One of the most undervalued elements in high performing agile teams is cross functionality of skills. As Jeff Sutherland explains in his book Scrum: The Art of Doing Twice the Work in Half the Time, he references a U.S. Special Forces team who are cross trained in medical assistance, and weapons. This ensures the team has all the necessary skills to complete the mission, from start to finish. This concept really breaks down with mobile developers, especially with the gap in skill sets with native mobile developers.
Small engineering teams that have native developers in their composition usually allow native developers to have to a limited contributions to web front-end development, and even more limited back-end contributions. The same cannot be said for other “full-stack” developers contributing the other way.
Alternatively, they break off the native teams independently and only have them contribute by platform. Want to reach a new audience by developing an app on another platform? Create a new team. This is difficult and expensive to scale, not to mention you’re adding risk by allowing the separated teams to be bottlenecked by any particular task. This also limits knowledge exchange and collaboration between developers and does not create a culture or environment for teaching each other. This can also create a culture of individual code ownership which can lead to individuals defensive about their code and other individuals thinking areas of code is not their responsibility.
Learn Once, Write Anywhere
JavaScript is one of the most commonly used languages today and React Native can de-silo teams to be more cross-functional because it optimizes for a common syntax that can be used for multiple platforms.
Artsy has a really good write-up of their experience using React Native in a new project without having to create a new team. This is proof that React Native can have an impact on existing teams, rather than only choosing React Native upon a creation of a team.
The need for “native knowledge” is still needed to make exceptional apps but does not require an entire team of native developers. This is an advantage when building a team, where you don’t have the distraction of trying to hire “rockstar developers” for one platform when you should be looking to build a 10x team.
Last Mover Advantage
Appcelerator has had cross a platform development solution with JavaScript for native apps called Titanium.
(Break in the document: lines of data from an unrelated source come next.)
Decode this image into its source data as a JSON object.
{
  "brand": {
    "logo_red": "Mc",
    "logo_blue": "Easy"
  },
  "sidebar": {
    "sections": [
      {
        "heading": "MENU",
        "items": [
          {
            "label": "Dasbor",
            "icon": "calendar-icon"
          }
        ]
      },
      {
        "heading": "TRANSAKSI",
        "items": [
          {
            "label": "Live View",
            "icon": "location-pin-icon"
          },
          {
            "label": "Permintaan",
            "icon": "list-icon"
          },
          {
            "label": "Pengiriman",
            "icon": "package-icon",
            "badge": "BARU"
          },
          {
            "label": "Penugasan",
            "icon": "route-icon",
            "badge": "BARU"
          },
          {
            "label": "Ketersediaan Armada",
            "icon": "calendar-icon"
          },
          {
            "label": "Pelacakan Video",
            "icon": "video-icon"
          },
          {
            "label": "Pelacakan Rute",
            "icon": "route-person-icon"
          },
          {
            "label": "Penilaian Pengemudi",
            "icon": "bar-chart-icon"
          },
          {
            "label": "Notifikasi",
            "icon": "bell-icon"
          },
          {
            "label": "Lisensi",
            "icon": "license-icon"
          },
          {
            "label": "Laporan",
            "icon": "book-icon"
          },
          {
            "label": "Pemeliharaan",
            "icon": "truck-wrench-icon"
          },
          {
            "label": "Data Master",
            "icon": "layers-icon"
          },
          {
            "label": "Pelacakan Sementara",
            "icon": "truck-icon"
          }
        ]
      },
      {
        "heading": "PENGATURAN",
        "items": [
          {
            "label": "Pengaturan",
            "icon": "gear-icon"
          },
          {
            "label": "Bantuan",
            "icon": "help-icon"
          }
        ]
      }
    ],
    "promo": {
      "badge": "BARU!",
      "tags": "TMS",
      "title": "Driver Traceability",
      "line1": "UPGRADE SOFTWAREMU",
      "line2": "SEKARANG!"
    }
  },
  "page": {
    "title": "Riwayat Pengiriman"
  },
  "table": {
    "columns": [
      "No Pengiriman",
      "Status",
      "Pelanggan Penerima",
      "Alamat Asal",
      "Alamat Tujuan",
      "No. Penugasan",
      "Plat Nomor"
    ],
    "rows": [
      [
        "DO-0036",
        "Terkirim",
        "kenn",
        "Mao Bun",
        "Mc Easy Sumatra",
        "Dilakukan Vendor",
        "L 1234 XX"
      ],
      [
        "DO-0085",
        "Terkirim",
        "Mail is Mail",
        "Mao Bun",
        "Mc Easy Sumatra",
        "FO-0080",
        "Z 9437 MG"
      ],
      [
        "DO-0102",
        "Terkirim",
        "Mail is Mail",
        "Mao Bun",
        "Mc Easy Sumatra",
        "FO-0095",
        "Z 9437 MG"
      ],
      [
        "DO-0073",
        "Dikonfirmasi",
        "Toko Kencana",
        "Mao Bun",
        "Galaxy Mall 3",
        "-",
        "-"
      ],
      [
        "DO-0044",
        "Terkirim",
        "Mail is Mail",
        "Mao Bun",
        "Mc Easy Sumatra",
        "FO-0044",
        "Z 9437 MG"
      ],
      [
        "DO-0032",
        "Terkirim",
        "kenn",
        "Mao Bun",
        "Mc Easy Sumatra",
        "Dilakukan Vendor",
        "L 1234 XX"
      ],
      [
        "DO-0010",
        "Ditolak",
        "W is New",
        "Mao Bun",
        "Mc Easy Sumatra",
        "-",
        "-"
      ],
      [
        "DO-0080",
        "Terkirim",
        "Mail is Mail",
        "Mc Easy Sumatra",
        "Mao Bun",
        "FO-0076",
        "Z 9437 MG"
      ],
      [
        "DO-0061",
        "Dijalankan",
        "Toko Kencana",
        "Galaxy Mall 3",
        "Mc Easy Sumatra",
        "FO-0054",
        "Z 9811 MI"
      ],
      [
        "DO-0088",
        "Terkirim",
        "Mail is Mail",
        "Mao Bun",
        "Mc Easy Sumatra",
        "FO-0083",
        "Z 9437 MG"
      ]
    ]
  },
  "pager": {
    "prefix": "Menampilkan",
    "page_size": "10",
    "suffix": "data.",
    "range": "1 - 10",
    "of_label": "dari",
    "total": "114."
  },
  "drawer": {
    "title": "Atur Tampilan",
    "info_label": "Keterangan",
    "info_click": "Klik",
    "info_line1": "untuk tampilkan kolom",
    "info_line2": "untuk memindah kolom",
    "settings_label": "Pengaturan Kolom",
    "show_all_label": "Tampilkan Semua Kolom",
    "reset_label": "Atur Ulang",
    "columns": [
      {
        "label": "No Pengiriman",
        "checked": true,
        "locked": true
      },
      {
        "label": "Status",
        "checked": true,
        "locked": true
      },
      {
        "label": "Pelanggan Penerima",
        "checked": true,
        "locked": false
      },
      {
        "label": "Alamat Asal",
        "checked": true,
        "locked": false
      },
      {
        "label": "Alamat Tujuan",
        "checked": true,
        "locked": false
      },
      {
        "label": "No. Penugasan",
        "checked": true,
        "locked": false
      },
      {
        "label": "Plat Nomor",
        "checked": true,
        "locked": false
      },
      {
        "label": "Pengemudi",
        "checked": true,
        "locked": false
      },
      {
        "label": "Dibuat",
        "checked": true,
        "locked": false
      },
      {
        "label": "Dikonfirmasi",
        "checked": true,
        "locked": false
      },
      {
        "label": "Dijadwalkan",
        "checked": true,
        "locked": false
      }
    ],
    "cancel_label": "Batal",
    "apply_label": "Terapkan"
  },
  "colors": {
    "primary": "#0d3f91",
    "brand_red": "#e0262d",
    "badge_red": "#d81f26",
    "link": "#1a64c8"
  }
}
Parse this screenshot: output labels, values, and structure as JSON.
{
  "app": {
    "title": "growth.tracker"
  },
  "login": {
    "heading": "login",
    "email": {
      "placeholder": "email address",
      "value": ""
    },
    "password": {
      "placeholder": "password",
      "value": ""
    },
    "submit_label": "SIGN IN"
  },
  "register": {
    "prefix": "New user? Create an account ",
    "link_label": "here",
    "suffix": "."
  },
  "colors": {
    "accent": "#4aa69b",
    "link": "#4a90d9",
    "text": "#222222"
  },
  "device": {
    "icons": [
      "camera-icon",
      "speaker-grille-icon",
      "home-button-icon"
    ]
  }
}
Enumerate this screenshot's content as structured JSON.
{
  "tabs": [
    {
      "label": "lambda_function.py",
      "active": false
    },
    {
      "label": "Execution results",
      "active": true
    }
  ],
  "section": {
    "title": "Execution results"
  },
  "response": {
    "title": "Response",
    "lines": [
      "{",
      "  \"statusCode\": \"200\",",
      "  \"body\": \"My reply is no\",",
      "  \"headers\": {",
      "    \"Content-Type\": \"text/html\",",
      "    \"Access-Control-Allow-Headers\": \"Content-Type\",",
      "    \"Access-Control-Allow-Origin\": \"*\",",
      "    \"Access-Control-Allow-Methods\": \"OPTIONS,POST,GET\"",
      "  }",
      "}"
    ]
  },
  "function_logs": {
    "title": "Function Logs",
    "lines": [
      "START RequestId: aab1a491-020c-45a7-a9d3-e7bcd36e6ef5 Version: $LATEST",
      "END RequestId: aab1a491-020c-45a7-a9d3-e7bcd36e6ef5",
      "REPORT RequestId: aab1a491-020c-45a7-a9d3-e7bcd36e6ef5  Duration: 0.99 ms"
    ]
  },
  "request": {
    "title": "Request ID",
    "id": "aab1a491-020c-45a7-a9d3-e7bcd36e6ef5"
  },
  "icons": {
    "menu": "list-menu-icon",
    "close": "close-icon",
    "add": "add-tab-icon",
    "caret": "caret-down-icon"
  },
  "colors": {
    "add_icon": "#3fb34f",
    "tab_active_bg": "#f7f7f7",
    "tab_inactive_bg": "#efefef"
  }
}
React Native has a few advantages:
- ReactJS – Gaining popularity fast. Having a widely used web tool reduces friction in trying React Native. By being a web tool first, it can gain early adopters that are “Team Web” who are advocates of JS being the language of choice for developing native apps.
- Developer Experience – Unlike Titanium, React Native doesn’t have the barrier of license fees and IDE’s.
- The Facebook brand for developers – They’ve come a long way from “move fast and break things”. With each open source project or platform they’ve released, they’ve been showing more of their craft at work. (I’ve always marveled at the Facebook iOS team and some of the engineering challenges they’ve taken on and solved.)
Not For Everyone
It’s still a bit early. Breaking changes, out-dated stack overflow posts, hard to find best practices and solutions in Google searches and very few team case studies.
This shouldn’t stop teams from experimenting with React Native. If teams aren’t looking for ways to self improve, then they don’t fully understand Agile.